Weihnachtsverschwörung
Weihnachten ist das Fest der Familie, so heißt es. Es ist auch das Fest des Friedens und der Kinder. Darüber hinaus ist Weihnachten das Fest der Behaglichkeit und des guten Essens, des Zuhauseseins und der Verwandtschaftsbesuche, und: Weihnachten ist nicht zuletzt das Fest der Liebe. Man einigt sich auf diese eher inhaltsleeren Charakteristika im multikulturellen Zusammensein, um das christlichste aller Feste zwischen Chanukka- und Zuckerfest zu positionieren.

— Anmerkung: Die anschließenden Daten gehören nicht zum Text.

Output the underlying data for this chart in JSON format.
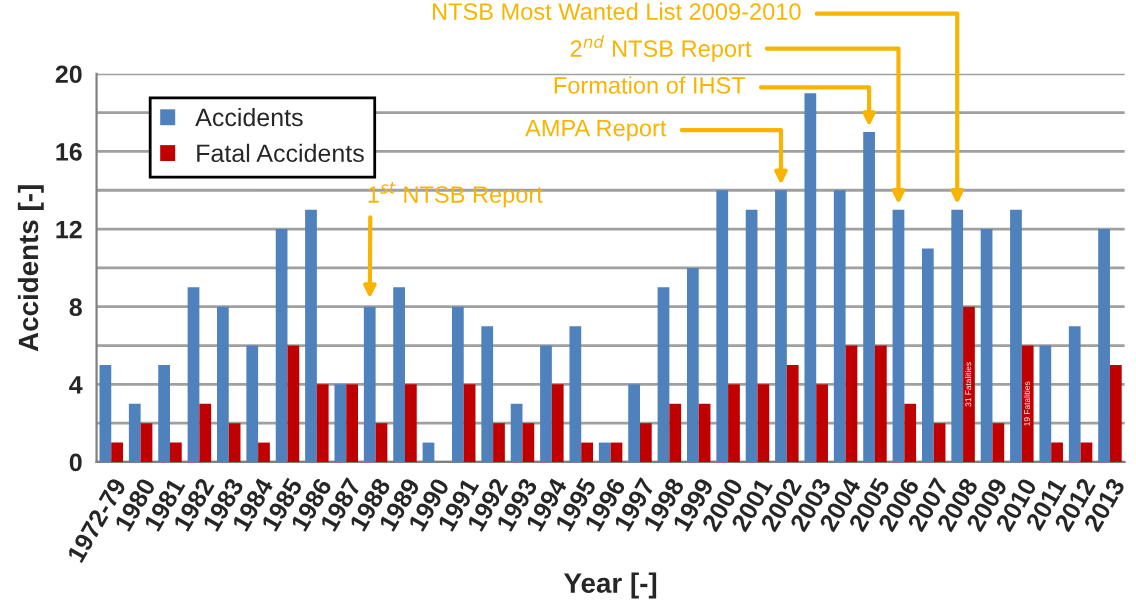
{
  "chart_data": {
    "type": "bar",
    "categories": [
      "1972-79",
      "1980",
      "1981",
      "1982",
      "1983",
      "1984",
      "1985",
      "1986",
      "1987",
      "1988",
      "1989",
      "1990",
      "1991",
      "1992",
      "1993",
      "1994",
      "1995",
      "1996",
      "1997",
      "1998",
      "1999",
      "2000",
      "2001",
      "2002",
      "2003",
      "2004",
      "2005",
      "2006",
      "2007",
      "2008",
      "2009",
      "2010",
      "2011",
      "2012",
      "2013"
    ],
    "series": [
      {
        "name": "Accidents",
        "color": "#4f81bd",
        "values": [
          5,
          3,
          5,
          9,
          8,
          6,
          12,
          13,
          4,
          8,
          9,
          1,
          8,
          7,
          3,
          6,
          7,
          1,
          4,
          9,
          10,
          14,
          13,
          14,
          19,
          14,
          17,
          13,
          11,
          13,
          12,
          13,
          6,
          7,
          12
        ]
      },
      {
        "name": "Fatal Accidents",
        "color": "#c00000",
        "values": [
          1,
          2,
          1,
          3,
          2,
          1,
          6,
          4,
          4,
          2,
          4,
          0,
          4,
          2,
          2,
          4,
          1,
          1,
          2,
          3,
          3,
          4,
          4,
          5,
          4,
          6,
          6,
          3,
          2,
          8,
          2,
          6,
          1,
          1,
          5
        ]
      }
    ],
    "xlabel": "Year [-]",
    "ylabel": "Accidents [-]",
    "ylim": [
      0,
      20
    ],
    "yticks": [
      0,
      {
        "value": 2,
        "label": null
      },
      4,
      {
        "value": 6,
        "label": null
      },
      8,
      {
        "value": 10,
        "label": null
      },
      12,
      {
        "value": 14,
        "label": null
      },
      16,
      {
        "value": 18,
        "label": null
      },
      20
    ],
    "grid": "y",
    "legend": "top left",
    "annotations": [
      {
        "text": "1$^{st}$ NTSB Report",
        "x": "1988",
        "y": 8
      },
      {
        "text": "AMPA Report",
        "x": "2002",
        "y": 14
      },
      {
        "text": "Formation of IHST",
        "x": "2005",
        "y": 17
      },
      {
        "text": "2$^{nd}$ NTSB Report",
        "x": "2006",
        "y": 13
      },
      {
        "text": "NTSB Most Wanted List 2009-2010",
        "x": "2008",
        "y": 13
      },
      {
        "text": "31 Fatalities",
        "x": "2008",
        "y": 4
      },
      {
        "text": "19 Fatalities",
        "x": "2010",
        "y": 3
      }
    ]
  }
}
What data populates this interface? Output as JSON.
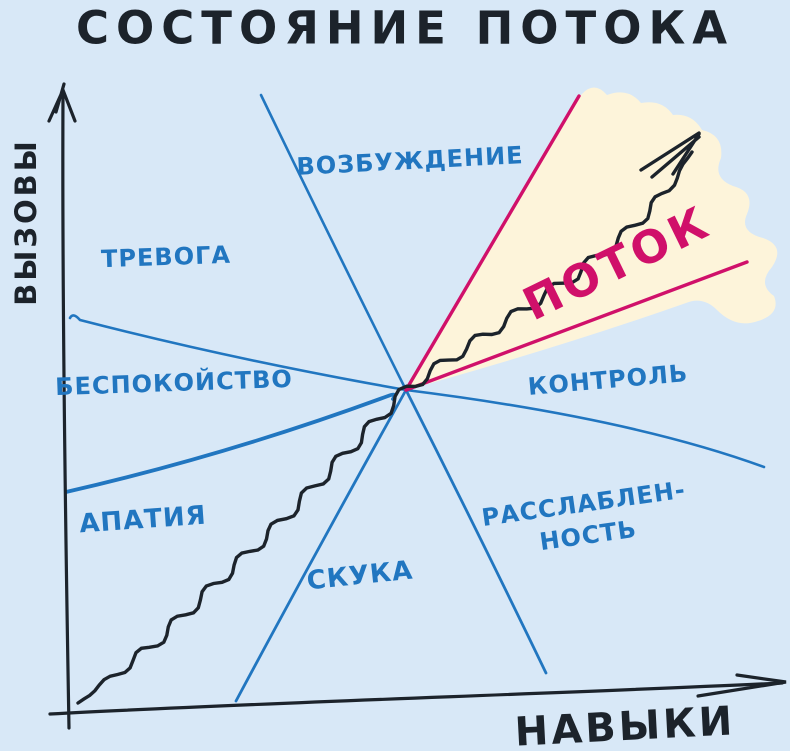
{
  "title": "СОСТОЯНИЕ ПОТОКА",
  "axes": {
    "y_label": "ВЫЗОВЫ",
    "x_label": "НАВЫКИ"
  },
  "zones": {
    "excitement": "ВОЗБУЖДЕНИЕ",
    "anxiety": "ТРЕВОГА",
    "worry": "БЕСПОКОЙСТВО",
    "apathy": "АПАТИЯ",
    "boredom": "СКУКА",
    "control": "КОНТРОЛЬ",
    "relaxation": {
      "line1": "РАССЛАБЛЕН-",
      "line2": "НОСТЬ"
    },
    "flow": "ПОТОК"
  },
  "colors": {
    "background": "#d8e8f7",
    "zone_color": "#2176c0",
    "flow_accent": "#d0106a",
    "flow_fill": "#fdf4da",
    "ink": "#1c232b"
  }
}
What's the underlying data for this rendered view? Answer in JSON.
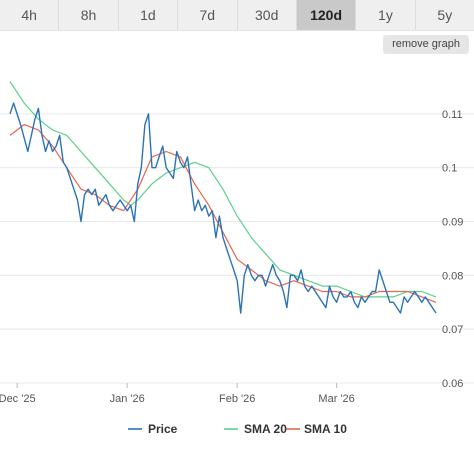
{
  "tabs": [
    {
      "label": "4h",
      "active": false
    },
    {
      "label": "8h",
      "active": false
    },
    {
      "label": "1d",
      "active": false
    },
    {
      "label": "7d",
      "active": false
    },
    {
      "label": "30d",
      "active": false
    },
    {
      "label": "120d",
      "active": true
    },
    {
      "label": "1y",
      "active": false
    },
    {
      "label": "5y",
      "active": false
    }
  ],
  "remove_graph_label": "remove graph",
  "colors": {
    "price": "#2b73b6",
    "sma20": "#5dd08a",
    "sma10": "#e8654f",
    "grid": "#e9e9e9"
  },
  "chart_data": {
    "type": "line",
    "title": "",
    "xlabel": "",
    "ylabel": "",
    "xlim": [
      0,
      120
    ],
    "ylim": [
      0.06,
      0.12
    ],
    "y_ticks": [
      0.06,
      0.07,
      0.08,
      0.09,
      0.1,
      0.11
    ],
    "y_tick_labels": [
      "0.06",
      "0.07",
      "0.08",
      "0.09",
      "0.1",
      "0.11"
    ],
    "x_ticks": [
      {
        "x": 2,
        "label": "Dec '25"
      },
      {
        "x": 33,
        "label": "Jan '26"
      },
      {
        "x": 64,
        "label": "Feb '26"
      },
      {
        "x": 92,
        "label": "Mar '26"
      }
    ],
    "grid": true,
    "legend_position": "bottom-center",
    "series": [
      {
        "name": "Price",
        "x": [
          0,
          1,
          3,
          5,
          7,
          8,
          9,
          10,
          11,
          12,
          13,
          14,
          15,
          16,
          17,
          18,
          19,
          20,
          21,
          22,
          23,
          24,
          25,
          26,
          27,
          28,
          29,
          30,
          31,
          32,
          33,
          34,
          35,
          36,
          37,
          38,
          39,
          40,
          41,
          42,
          43,
          44,
          45,
          46,
          47,
          48,
          49,
          50,
          51,
          52,
          53,
          54,
          55,
          56,
          57,
          58,
          59,
          60,
          61,
          62,
          63,
          64,
          65,
          66,
          67,
          68,
          69,
          70,
          71,
          72,
          73,
          74,
          75,
          76,
          77,
          78,
          79,
          80,
          81,
          82,
          83,
          84,
          85,
          86,
          87,
          88,
          89,
          90,
          91,
          92,
          93,
          94,
          95,
          96,
          97,
          98,
          99,
          100,
          101,
          102,
          103,
          104,
          105,
          106,
          107,
          108,
          109,
          110,
          111,
          112,
          113,
          114,
          115,
          116,
          117,
          118,
          119,
          120
        ],
        "y": [
          0.11,
          0.112,
          0.108,
          0.103,
          0.109,
          0.111,
          0.106,
          0.103,
          0.105,
          0.103,
          0.104,
          0.106,
          0.101,
          0.1,
          0.098,
          0.096,
          0.094,
          0.09,
          0.095,
          0.096,
          0.095,
          0.096,
          0.093,
          0.094,
          0.095,
          0.093,
          0.092,
          0.093,
          0.094,
          0.093,
          0.092,
          0.093,
          0.09,
          0.097,
          0.1,
          0.108,
          0.11,
          0.1,
          0.1,
          0.102,
          0.104,
          0.1,
          0.099,
          0.098,
          0.103,
          0.101,
          0.1,
          0.102,
          0.097,
          0.092,
          0.094,
          0.092,
          0.093,
          0.091,
          0.092,
          0.087,
          0.091,
          0.087,
          0.085,
          0.083,
          0.081,
          0.079,
          0.073,
          0.08,
          0.082,
          0.08,
          0.079,
          0.08,
          0.08,
          0.078,
          0.08,
          0.082,
          0.08,
          0.079,
          0.077,
          0.074,
          0.08,
          0.08,
          0.079,
          0.081,
          0.078,
          0.077,
          0.078,
          0.077,
          0.076,
          0.075,
          0.074,
          0.078,
          0.076,
          0.075,
          0.077,
          0.076,
          0.076,
          0.077,
          0.075,
          0.074,
          0.076,
          0.075,
          0.076,
          0.077,
          0.077,
          0.081,
          0.079,
          0.077,
          0.075,
          0.075,
          0.074,
          0.073,
          0.076,
          0.075,
          0.076,
          0.077,
          0.076,
          0.075,
          0.076,
          0.075,
          0.074,
          0.073
        ],
        "color": "#2b73b6"
      },
      {
        "name": "SMA 20",
        "x": [
          0,
          4,
          8,
          12,
          16,
          20,
          24,
          28,
          32,
          34,
          36,
          40,
          44,
          48,
          52,
          56,
          60,
          64,
          68,
          72,
          76,
          80,
          84,
          88,
          92,
          96,
          100,
          104,
          108,
          112,
          116,
          120
        ],
        "y": [
          0.116,
          0.112,
          0.109,
          0.107,
          0.106,
          0.103,
          0.1,
          0.097,
          0.094,
          0.093,
          0.094,
          0.097,
          0.099,
          0.1,
          0.101,
          0.1,
          0.096,
          0.091,
          0.087,
          0.084,
          0.081,
          0.08,
          0.079,
          0.078,
          0.078,
          0.077,
          0.076,
          0.076,
          0.076,
          0.077,
          0.077,
          0.076
        ],
        "color": "#5dd08a"
      },
      {
        "name": "SMA 10",
        "x": [
          0,
          4,
          8,
          12,
          16,
          20,
          24,
          28,
          32,
          36,
          40,
          44,
          48,
          52,
          56,
          60,
          64,
          68,
          72,
          76,
          80,
          84,
          88,
          92,
          96,
          100,
          104,
          108,
          112,
          116,
          120
        ],
        "y": [
          0.106,
          0.108,
          0.107,
          0.104,
          0.1,
          0.096,
          0.095,
          0.093,
          0.092,
          0.096,
          0.102,
          0.103,
          0.102,
          0.097,
          0.093,
          0.088,
          0.083,
          0.081,
          0.079,
          0.078,
          0.079,
          0.078,
          0.077,
          0.077,
          0.076,
          0.076,
          0.077,
          0.077,
          0.077,
          0.076,
          0.075
        ],
        "color": "#e8654f"
      }
    ]
  }
}
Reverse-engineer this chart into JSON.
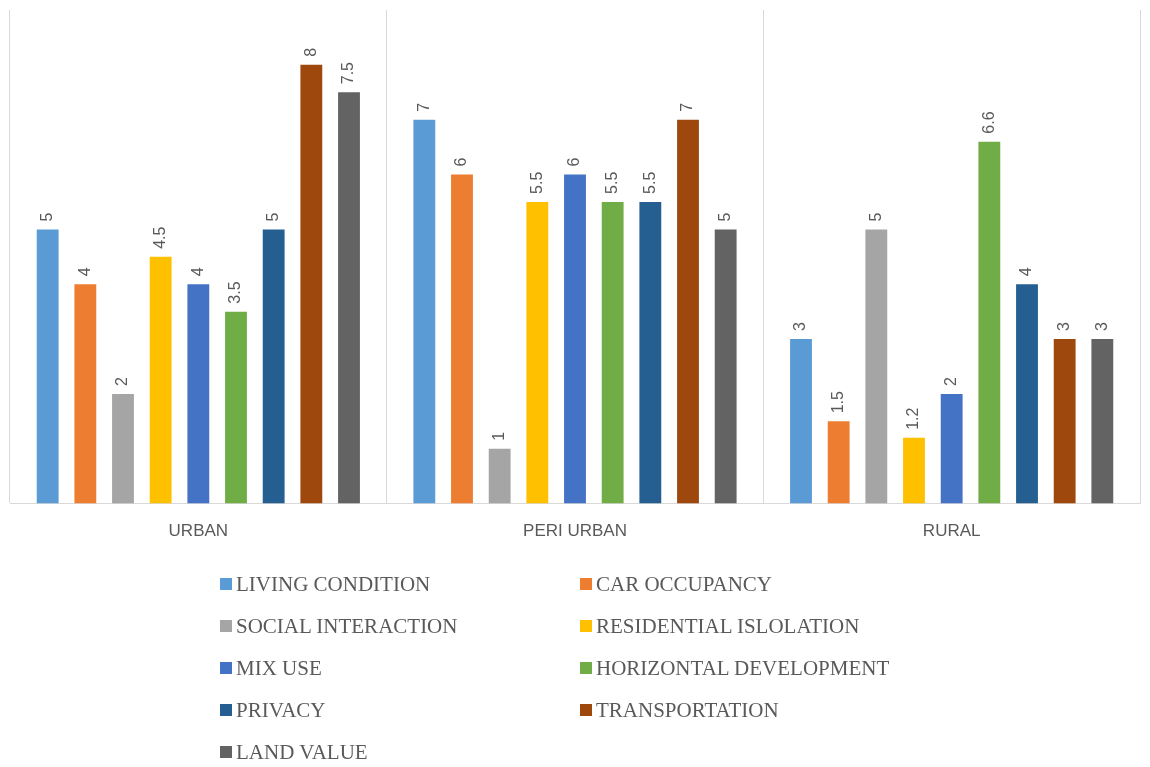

Nun wage ich eine noch andere Variante, denn Weihnachten ist auch das Fest der Verschwörungstheoretiker. Eine steile These, fürwahr. Aber nachdem wir spätestens seit der Coronakrise mit diesem Begriff aufs Neue vertraut gemacht wurden, hat er sich in den täglichen Sprachgebrauch eingebürgert und löst seitdem in Diskussionen entweder Jubel oder Schnappatmung aus. Dazwischen gibt es nicht sehr viel.
Verschwörungstheoretiker verfolgen eine Sicht der Dinge, die sich nicht allein an dem orientiert, was die sogenannten Fakten sagen. Sie entdecken hinter den Dingen einen allgemein nicht zugänglichen Plan, eben eine Verschwörung, die Ursache für vieles ist, was wir uns nicht erklären können. Komplotte der Medien und des Staates gegen die Bevölkerung, geheime Machtstrukturen, wirtschaftliche und politische Interessen, die hinter dem liegen, was man offiziell aus Wirtschaft und Politik erfährt.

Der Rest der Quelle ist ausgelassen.